Respirometric methods of bioenergetic assessment. Panel (A) shows the common pharmacologic modulators of the respiratory chain utilized to generate a bioenergetic profile (along with their chemical structures), the target of these modulators, the bioenergetic parameter measured in their presence, and the significance of each parameter. (B) A typical bioenergetic profile generated in the Oroboros system showing oxygen concentration in the chamber over time (blue trace) and the calculated oxygen flux (red trace). (C) A typical bioenergetic profile generated by the Seahorse XF analyzer in which oxygen consumption rate (OCR) over time is shown. (For interpretation of the references to colour in this figure legend, the reader is referred to the Web version of this article.)

Fig. 5

Changes in platelet bioenergetics in human disease. The bioenergetic profiles of platelets reflect alterations that occur at a systemic level during human disease states.
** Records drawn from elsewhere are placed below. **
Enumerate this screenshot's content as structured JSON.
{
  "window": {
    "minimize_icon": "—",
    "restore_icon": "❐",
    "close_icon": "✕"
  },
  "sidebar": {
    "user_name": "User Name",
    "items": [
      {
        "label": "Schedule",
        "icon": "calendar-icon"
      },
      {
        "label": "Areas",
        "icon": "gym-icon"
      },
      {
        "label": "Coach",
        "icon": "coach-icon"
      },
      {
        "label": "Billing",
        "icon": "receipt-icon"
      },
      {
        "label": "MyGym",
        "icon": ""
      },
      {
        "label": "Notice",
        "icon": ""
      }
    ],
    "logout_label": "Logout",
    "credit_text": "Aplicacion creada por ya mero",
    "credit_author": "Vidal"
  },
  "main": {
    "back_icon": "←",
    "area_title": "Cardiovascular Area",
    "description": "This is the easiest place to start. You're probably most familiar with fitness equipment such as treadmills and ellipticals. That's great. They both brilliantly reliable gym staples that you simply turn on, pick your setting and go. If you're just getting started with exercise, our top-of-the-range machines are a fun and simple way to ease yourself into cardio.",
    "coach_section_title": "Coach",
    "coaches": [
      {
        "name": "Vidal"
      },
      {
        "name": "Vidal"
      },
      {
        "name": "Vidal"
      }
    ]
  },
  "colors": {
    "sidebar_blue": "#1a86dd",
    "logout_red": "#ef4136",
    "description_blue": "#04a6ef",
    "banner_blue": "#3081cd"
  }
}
Bioenergetic profiles have been measured in platelets isolated from patients with a wide array of diagnosed diseases. This figure demonstrates published platelet bioenergetic alterations in neurologic disease including Alzheimer's disease [53] and bipolar disorder [54], metabolic changes including type II diabetes [55] and advanced age [45], cardiopulmonary diseases including pulmonary hypertension [50,56] and asthma [47,57], sickle cell disease as a hematologic disease [44], and infectious disease such as sepsis [58].